En ce qui concerne la promotion du cinéma slovène à l’étranger, qui relève de ma responsabilité, nous présentons des films sur trois marchés : à Cannes, à Berlin et au marché du court métrage de Clermont-Ferrand. Nous essayons de présenter nos films dans les festivals les plus prestigieux, mais cela devient de plus en plus difficile, car nous produisons plus de 4 000 films par an en Europe et tous ces festivals ont des capacités limitées. C’est pourtant le seul moyen de permettre à un film de bien tourner à l’étranger. Si un film n’est pas présenté en première mondiale dans des festivals clés comme Cannes, Venise et Berlin, c’est beaucoup plus difficile. Il faut alors trouver un autre moyen pour l’accompagner.
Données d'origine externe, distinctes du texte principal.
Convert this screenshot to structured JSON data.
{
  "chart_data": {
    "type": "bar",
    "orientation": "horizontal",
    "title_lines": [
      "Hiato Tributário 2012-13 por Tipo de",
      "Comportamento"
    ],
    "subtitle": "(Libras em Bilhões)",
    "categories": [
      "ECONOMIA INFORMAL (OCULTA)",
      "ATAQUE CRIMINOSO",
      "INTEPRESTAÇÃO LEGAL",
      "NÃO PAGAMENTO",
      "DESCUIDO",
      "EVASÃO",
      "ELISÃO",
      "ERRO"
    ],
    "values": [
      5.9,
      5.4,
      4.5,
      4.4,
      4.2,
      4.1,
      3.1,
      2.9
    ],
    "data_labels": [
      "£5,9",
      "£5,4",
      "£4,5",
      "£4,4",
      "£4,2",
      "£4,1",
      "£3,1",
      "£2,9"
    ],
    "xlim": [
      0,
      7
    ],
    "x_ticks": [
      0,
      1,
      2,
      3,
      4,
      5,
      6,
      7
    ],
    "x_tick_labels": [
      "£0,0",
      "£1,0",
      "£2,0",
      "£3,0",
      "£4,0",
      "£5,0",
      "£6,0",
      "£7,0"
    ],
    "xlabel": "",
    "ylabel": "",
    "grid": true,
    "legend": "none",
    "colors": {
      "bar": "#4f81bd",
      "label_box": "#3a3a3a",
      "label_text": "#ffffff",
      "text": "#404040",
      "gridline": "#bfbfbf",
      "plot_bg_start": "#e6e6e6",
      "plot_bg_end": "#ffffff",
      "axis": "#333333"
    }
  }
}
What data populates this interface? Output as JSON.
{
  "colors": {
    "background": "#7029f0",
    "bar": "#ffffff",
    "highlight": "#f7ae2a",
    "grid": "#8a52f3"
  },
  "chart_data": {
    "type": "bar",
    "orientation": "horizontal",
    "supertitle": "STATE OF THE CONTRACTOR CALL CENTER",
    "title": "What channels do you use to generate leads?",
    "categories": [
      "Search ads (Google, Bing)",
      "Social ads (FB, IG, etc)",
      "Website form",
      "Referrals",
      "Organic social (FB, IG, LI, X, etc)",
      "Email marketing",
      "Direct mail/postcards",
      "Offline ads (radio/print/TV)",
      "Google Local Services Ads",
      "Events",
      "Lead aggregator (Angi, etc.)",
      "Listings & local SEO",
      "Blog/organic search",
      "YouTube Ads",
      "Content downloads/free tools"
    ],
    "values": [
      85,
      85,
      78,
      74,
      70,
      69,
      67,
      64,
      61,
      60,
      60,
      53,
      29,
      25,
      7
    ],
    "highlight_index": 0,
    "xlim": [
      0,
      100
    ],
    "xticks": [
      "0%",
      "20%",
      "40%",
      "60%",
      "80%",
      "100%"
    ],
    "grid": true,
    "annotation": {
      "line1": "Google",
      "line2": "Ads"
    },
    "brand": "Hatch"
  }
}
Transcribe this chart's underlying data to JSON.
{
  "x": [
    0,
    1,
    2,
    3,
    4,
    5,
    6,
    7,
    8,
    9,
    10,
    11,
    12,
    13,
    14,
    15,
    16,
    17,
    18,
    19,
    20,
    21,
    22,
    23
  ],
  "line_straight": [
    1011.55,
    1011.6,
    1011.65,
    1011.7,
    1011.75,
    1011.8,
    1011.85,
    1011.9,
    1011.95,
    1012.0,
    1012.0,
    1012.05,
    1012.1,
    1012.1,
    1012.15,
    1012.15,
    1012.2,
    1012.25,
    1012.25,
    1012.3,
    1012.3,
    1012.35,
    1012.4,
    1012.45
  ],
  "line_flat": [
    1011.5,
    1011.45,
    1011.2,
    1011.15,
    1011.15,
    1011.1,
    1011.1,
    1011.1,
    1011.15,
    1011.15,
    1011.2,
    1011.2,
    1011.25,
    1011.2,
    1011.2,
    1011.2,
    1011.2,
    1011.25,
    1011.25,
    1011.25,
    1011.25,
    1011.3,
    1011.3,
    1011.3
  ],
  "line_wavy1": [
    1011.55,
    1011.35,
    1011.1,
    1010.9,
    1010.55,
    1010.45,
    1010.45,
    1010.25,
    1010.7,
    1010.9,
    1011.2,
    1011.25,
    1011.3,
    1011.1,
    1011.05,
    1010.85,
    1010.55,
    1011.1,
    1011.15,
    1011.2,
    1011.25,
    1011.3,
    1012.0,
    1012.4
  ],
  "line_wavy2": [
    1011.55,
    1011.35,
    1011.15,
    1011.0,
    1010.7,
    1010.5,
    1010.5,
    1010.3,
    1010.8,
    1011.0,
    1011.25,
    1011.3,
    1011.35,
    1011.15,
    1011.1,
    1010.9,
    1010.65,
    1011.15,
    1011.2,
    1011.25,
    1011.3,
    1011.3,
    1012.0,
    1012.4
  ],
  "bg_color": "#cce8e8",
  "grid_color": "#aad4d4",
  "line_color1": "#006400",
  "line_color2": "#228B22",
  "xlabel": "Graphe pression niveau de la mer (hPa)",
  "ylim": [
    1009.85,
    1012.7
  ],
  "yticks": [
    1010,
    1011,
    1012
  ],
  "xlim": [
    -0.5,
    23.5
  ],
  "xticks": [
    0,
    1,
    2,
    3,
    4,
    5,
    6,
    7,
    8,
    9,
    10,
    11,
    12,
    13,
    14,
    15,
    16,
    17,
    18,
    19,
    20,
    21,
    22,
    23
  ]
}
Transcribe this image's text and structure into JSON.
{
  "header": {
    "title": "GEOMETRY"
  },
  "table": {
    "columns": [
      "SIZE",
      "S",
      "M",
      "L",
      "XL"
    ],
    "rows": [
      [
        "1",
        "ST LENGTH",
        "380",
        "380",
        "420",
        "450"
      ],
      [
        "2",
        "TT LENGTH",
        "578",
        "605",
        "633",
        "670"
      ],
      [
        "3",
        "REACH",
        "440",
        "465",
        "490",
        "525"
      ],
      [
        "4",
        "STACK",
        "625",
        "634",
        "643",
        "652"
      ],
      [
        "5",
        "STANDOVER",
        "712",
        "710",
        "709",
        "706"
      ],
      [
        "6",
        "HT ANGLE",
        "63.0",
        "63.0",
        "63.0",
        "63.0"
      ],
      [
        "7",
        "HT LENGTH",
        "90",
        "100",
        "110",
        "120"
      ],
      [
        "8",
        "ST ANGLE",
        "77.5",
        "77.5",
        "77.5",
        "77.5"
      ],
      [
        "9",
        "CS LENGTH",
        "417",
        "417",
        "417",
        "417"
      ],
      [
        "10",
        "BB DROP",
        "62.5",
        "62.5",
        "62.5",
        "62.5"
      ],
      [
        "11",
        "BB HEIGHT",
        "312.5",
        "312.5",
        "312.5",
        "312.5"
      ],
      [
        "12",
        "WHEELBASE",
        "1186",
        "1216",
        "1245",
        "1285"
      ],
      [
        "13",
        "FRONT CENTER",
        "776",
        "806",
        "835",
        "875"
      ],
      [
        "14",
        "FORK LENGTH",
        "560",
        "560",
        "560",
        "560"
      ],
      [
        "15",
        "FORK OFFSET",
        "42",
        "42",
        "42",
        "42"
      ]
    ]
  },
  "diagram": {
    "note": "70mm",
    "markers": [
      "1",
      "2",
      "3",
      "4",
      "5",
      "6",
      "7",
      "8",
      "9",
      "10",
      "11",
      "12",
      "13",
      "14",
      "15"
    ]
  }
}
Nous produisons environ dix longs métrages par an. Outre le Festival du film slovène à Paris, qui sera organisé tous les deux ans – le prochain aura lieu en 2027 –, nous organisons aussi un festival annuel du film à Budapest, qui en est déjà à sa dixième édition. Mais aussi à Belgrade, à Pula et à Sarajevo, c’est-à-dire dans l’ancienne Yougoslavie, et depuis quelques années également à Berlin. Nous organisons aussi des journées du cinéma slovène, par exemple il y a quelques années au Portugal, mais aussi en Italie, à Rome et ailleurs. Il serait probablement judicieux d’établir un festival du film à Vienne, chaque année ou tous les deux ans. Nous avons également un centre culturel slovène à Vienne et à Berlin, et je pense qu’il faudrait en créer un à Paris, mais cette décision appartient au ministère des Affaires étrangères.
Je trouve très important que nous ayons un festival du film slovène à Paris, car la France est le moteur de l’industrie cinématographique européenne. Sans les Français, Hollywood nous aurait envahis depuis longtemps. En France, nous sommes présents chaque année aux festivals de Cannes, Clermont-Ferrand, Arras, et je me suis rendue plusieurs fois déjà à Lyon. À Montpellier, nous avons organisé la première rétrospective du cinéma slovène en 2002 lors du festival MedFilm. Nous collaborons avec le festival du film Les Arcs et nous envisageons d’y organiser une rétrospective du cinéma slovène. Les Arcs est un festival important, car on y sélectionne à la fois des films déjà en postproduction, donc intéressants pour les agents commerciaux, et des films encore en phase de projet et à la recherche de producteurs. Pour l’instant, seul le court métrage La vie sexuelle de Mamie d’Urška Djukić a été coproduit en France, mais nous aimerions trouver des producteurs français pour un long métrage slovène.